[GSoC Proposal] Statically Checked Measurement Units
Andrei Alexandrescu
SeeWebsiteForEmail at erdani.org
Mon Mar 28 12:53:11 PDT 2011
On 3/28/11 10:43 AM, Cristi Cobzarenco wrote:
> First, let me apologize for this very late entry, it's the end
> of university and it's been a very busy period, I hope you will still
> consider it.
>
> Note this email is best read using a fixed font.
>
> PS: I'm really sorry if this is the wrong mailing list to post and I
> hope you'll forgive me if that's the case.
>
> ======= Google Summer of Code Proposal: Statically Checked Units =======
[snip]
This is a good place to discuss pre-submission proposals. To submit, go
to http://d-programming-language.org/gsoc2011.html later today.
This is a strong draft proposal that I am likely to back up when
complete. A few notes:
* There is a good overview of existing work, which puts the proponent in
the right position to make the best choices for an implementation in D.
* Human-readable strings as means to generate types is a fertile
direction. One issue is canonicalization, e.g. "meters^2" would be a
different type from "meters ^ 2" (and btw that should mimic D's
operators, so it should use "^^"), and both are different from the
semantically equivalent "meters*meters". I think this is avoidable by a
function that brings all strings to a canonical form. This needs to be
discussed in the proposal.
* The approach to quantities of discrete objects (widgets, gadgets and I
hope to see examples with degrees, radians etc.) is very promising. I'm
also looking forward to a "Categorical" type - an integer-based quantity
that describes a bounded enumeration of objects, for example "CityID".

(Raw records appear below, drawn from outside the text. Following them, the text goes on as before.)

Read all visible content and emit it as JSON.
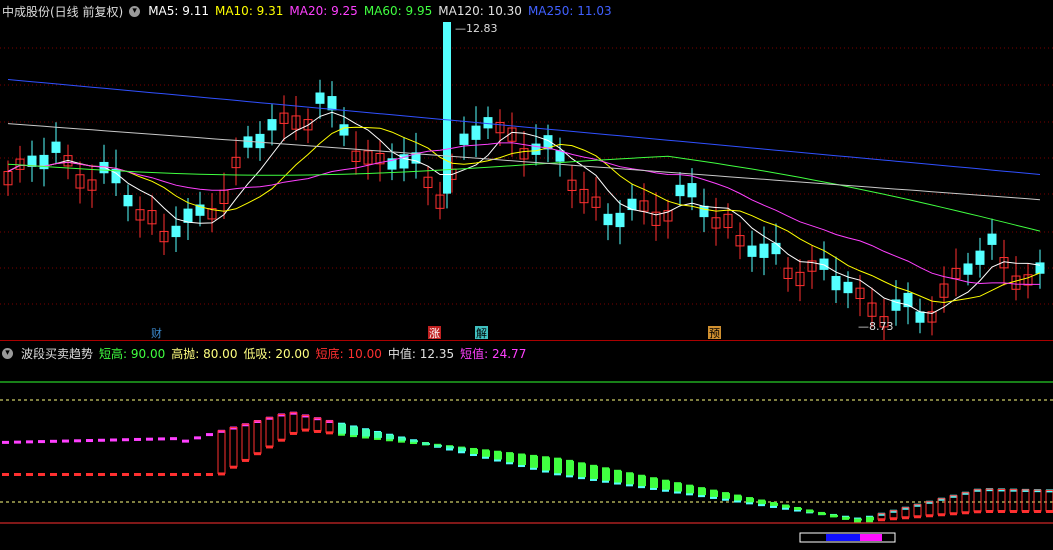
{
  "main": {
    "title": "中成股份(日线 前复权)",
    "ma": [
      {
        "label": "MA5:",
        "value": "9.11",
        "color": "#ffffff"
      },
      {
        "label": "MA10:",
        "value": "9.31",
        "color": "#ffff00"
      },
      {
        "label": "MA20:",
        "value": "9.25",
        "color": "#ff40ff"
      },
      {
        "label": "MA60:",
        "value": "9.95",
        "color": "#40ff40"
      },
      {
        "label": "MA120:",
        "value": "10.30",
        "color": "#e0e0e0"
      },
      {
        "label": "MA250:",
        "value": "11.03",
        "color": "#4060ff"
      }
    ],
    "high_label": "12.83",
    "low_label": "8.73",
    "events": [
      {
        "text": "财",
        "color": "#3b8bd0",
        "bg": "#000"
      },
      {
        "text": "涨",
        "color": "#ffffff",
        "bg": "#c02020"
      },
      {
        "text": "解",
        "color": "#000000",
        "bg": "#40c0c0"
      },
      {
        "text": "预",
        "color": "#000000",
        "bg": "#d09030"
      }
    ]
  },
  "indicator": {
    "title": "波段买卖趋势",
    "params": [
      {
        "label": "短高:",
        "value": "90.00",
        "color": "#40ff40"
      },
      {
        "label": "高抛:",
        "value": "80.00",
        "color": "#ffff80"
      },
      {
        "label": "低吸:",
        "value": "20.00",
        "color": "#ffff80"
      },
      {
        "label": "短底:",
        "value": "10.00",
        "color": "#ff3030"
      },
      {
        "label": "中值:",
        "value": "12.35",
        "color": "#e0e0e0"
      },
      {
        "label": "短值:",
        "value": "24.77",
        "color": "#ff40ff"
      }
    ]
  },
  "colors": {
    "up": "#ff3030",
    "down": "#54ffff",
    "grid": "#800000"
  }
}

Categorical measures are not supposed to support arithmetic; they simply
identify distinct objects in an unrelated space.
* In the final proposal the scope of the library should be clarified
(e.g. what kinds of units and related idioms will be supported, and what
kinds you chose not to support and why).
* At best the proposal could define and project a relationship with
std.datetime, which defines a few units itself. Wonder whether it's
possible to simplify std.datetime by using the future units library.
Thanks for your interest, and good luck!